- JD Wetherspoons
One of Britain’s largest pub chains is performing surprisingly well and bucking the trend many other pubs are experiencing of reduced business and cash flow, according to Barclays analysts.
After Wetherspoons posted strong annual results last week, with a 15.6% jump in pre-tax profit, Barclays raised its estimate for the group’s earnings for the 2018 financial year by 11%, and predicted it would continue to perform well.
Barclays said it was “surprised to see” sales growth of 6.1% for the financial year so far, but that the strong performance would benefit shareholders, whether used to “build new pubs, buy back shares, freehold assets, or to reduce debt.”
Last week ratings agency Moody’s warned that pubs may suffer over the next 12-18 months, as earnings are hit by a decline in demand for beer, a weak pound and rises in the national living wage and inflation. Moody’s said reduced cash flow meant pubs were struggling to service their debt, and noted total beer sales in the UK had fallen 23.5% between 2000 and 2016.
The agency said a move towards selling food had helped offset this problem, but that converting pubs to include restaurants often required substantial upfront costs, which had limited free cash flow growth.
In comparison, Wetherspoons’ pubs have long had food available all day: Wetherspoons is the fourth most visited brand in the UK for breakfast, according to Barclays, behind only McDonald’s, Costa and Greggs. The group is also close to spending a record high on pub upkeep, said the note, but could reduce this significantly if sales begin to fall – providing a “huge cushion for profits.”
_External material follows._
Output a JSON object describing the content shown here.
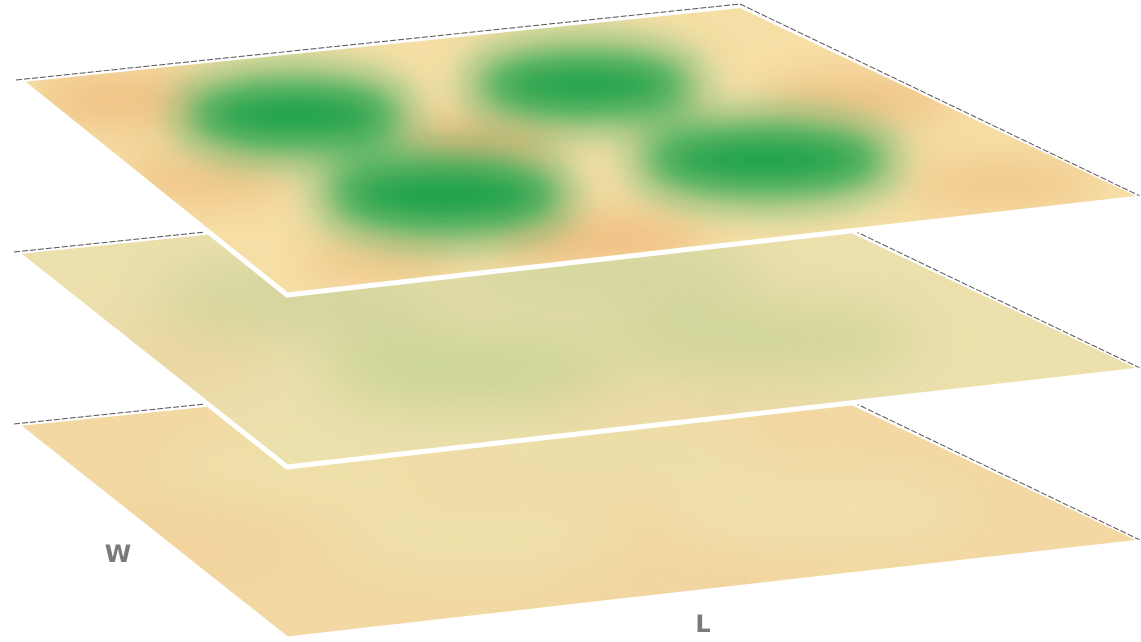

However, Barclays’ note does not mention the impact Brexit may have on Wetherspoons’ future trading. Moody’s cited this as a significant concern, since a high proportion of the food and drink sold at pubs is imported from the EU.
Wetherspoons chairman and Founder Tim Martin is a prominent Brexiteer. Commenting on the company’s strong profits last week, he denied that leaving the EU would pose problems for the company or for the UK, despite the fact that the chain relies on a large number of low-skilled migrant workers.
He said EU negotiators’ “current posturing and threats” were forcing British companies to “look elsewhere for supplies,” although said he would be “very reluctant” to do so. He said EU negotiators needed to “take a wise-up pill” to retain British business and avoid causing “further economic damage to struggling economies like Greece, Portugal, Spain and Italy.”
According to Moody’s, the rise of the national living wage – which went up to £7.50 per hour in April 2017 – has also negatively impacted pubs’ profits, as has the rise in inflation and a weaker pound Barclays conceded Wetherspoons is “highly sensitive to the UK economy,” and said ongoing increases in the national living wage “could be hard for the group to fully digest without suffering margin hit, or cash profit headwinds.”
On Monday, Barclays raised Wetherspoons’ price target to 1250p, up from 1150p.